Estaba aún en el siglo XIX. Entonces, ni tertulias televisivas y ni otras zarandajas.
La Prensa, o sea, la libertad de informar y formar es algo
serio. Muy serio. Vividores de todos los colores y tendencias han puesto en
ella su pesebre. Sí. Lo que he dicho. Comen de hablar de todo y de todos. Lo
mismo se opinan de economía que de las diez mil facetas de los ojos de las
moscas.
Dan asco algunas cadenas de televisión. No se puede caer más
bajo; no se puede ser más pelota y más sin gracia; no hay por donde cogerlos.
El problema no radica en ellos. Es que eso es lo gusta a la gente. A mucha
gente. Ahí está lo malo.
Los diamantes se hicieron con un fin muy concreto y…¿Ese es
el estómago del pueblo? Me cuesta mucho, muchísimo aceptarlo. Sé de estómagos
llenos que escriben o hablan al dictado de la “voz de su amo”. Es la esclavitud
del siglo XXI. El bíblico Esaú vendió la primogenitura por un plato de
lentejas; algunos de estos han vendido su libertad.

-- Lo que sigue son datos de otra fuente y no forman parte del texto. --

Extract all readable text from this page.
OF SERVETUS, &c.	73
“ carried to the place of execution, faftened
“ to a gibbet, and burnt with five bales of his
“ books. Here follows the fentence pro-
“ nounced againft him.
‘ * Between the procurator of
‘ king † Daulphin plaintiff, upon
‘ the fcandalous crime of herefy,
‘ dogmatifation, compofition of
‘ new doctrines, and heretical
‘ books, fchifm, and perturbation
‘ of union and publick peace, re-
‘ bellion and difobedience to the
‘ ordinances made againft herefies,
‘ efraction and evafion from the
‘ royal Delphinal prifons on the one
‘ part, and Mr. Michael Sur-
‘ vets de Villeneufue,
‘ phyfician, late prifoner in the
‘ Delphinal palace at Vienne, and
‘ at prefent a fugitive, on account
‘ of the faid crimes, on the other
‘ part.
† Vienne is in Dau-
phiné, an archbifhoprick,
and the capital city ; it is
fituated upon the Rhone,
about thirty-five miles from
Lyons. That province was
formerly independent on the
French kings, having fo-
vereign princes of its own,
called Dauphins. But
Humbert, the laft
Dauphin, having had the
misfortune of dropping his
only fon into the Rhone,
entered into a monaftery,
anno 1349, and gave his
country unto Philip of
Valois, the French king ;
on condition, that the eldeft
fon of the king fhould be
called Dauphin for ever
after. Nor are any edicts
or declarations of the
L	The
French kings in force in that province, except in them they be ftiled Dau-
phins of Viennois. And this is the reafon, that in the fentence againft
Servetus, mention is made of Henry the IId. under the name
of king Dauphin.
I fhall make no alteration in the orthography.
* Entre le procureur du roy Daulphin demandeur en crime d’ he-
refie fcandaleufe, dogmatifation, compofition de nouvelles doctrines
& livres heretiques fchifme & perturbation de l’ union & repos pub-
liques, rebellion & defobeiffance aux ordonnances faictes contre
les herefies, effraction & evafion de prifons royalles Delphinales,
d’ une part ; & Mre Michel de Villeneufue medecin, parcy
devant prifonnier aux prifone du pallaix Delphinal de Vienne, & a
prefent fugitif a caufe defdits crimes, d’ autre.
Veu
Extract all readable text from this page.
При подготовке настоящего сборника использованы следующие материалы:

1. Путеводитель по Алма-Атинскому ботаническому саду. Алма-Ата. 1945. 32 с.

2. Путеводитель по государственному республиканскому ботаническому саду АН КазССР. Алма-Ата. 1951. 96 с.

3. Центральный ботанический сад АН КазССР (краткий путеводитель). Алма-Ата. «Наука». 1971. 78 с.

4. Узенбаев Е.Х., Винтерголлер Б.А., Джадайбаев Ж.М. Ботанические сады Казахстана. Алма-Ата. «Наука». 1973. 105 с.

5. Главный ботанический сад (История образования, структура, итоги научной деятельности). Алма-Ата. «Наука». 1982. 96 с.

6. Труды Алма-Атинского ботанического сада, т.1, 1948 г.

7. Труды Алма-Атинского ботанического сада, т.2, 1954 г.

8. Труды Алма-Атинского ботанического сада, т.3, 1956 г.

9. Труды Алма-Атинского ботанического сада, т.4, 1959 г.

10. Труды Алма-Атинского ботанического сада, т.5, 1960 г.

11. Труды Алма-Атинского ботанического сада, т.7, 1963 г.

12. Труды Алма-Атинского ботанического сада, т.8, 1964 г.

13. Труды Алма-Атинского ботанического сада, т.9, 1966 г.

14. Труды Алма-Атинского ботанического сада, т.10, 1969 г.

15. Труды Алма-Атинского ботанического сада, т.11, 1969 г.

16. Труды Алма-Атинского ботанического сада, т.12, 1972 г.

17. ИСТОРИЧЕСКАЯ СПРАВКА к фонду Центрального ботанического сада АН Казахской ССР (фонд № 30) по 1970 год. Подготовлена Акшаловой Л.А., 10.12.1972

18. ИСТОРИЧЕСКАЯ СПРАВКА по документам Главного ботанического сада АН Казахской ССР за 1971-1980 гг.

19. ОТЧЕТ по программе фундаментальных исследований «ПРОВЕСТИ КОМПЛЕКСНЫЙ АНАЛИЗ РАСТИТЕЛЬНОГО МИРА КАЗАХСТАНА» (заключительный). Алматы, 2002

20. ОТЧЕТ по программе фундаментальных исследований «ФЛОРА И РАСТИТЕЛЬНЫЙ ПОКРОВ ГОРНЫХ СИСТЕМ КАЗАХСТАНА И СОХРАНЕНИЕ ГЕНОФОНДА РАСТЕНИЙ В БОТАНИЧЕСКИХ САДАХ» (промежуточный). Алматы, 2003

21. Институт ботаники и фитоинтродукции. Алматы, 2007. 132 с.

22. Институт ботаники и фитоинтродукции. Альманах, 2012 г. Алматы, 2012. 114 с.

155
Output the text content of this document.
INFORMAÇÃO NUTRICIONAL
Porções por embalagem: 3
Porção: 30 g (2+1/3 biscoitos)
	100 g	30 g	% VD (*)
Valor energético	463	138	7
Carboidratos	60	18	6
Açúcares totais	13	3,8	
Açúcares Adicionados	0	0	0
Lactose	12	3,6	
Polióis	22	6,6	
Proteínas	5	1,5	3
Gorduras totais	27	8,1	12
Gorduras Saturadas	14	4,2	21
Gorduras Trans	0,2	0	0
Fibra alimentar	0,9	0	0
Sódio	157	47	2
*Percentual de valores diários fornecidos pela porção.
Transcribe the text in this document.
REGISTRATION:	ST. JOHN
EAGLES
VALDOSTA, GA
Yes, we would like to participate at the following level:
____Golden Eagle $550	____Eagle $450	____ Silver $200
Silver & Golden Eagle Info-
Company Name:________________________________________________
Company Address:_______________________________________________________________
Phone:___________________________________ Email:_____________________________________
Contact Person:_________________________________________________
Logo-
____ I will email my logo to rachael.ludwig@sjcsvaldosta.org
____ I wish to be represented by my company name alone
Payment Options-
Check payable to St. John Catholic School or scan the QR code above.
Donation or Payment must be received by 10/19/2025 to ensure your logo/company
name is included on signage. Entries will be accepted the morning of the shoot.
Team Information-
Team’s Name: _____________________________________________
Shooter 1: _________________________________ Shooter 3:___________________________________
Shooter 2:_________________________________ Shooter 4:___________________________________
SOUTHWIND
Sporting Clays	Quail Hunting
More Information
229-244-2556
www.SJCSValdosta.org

Decía mi gran director, Paco Rengel, que sólo con ver el
periódico que lleva la gente bajo el brazo, se sabe la ideología que tiene.
Triste, muy triste que los periódicos no sean capaces de mantener la
objetividad.
¿Se acuerdan? Si se emborracha el señorito, alegría; si lo
hace el pobre, poca vergüenza. Todo depende del cristal con que se mira. El
hombre llegue a la luna. Tiene dos lecturas: la victoria del capitalismo
asqueroso y facha o el progreso del pueblo que rompe fronteras.
Pienso en esos pequeños talibanes (¿cuál es el femenino de
la palabrita?). Mal, muy mal andamos de salud. Pero no de la salud que arreglan
los médicos. No, de la otra, la que dice el nivel, el estado del Pueblo si
tomamos la temperatura con el termómetro de la Prensa…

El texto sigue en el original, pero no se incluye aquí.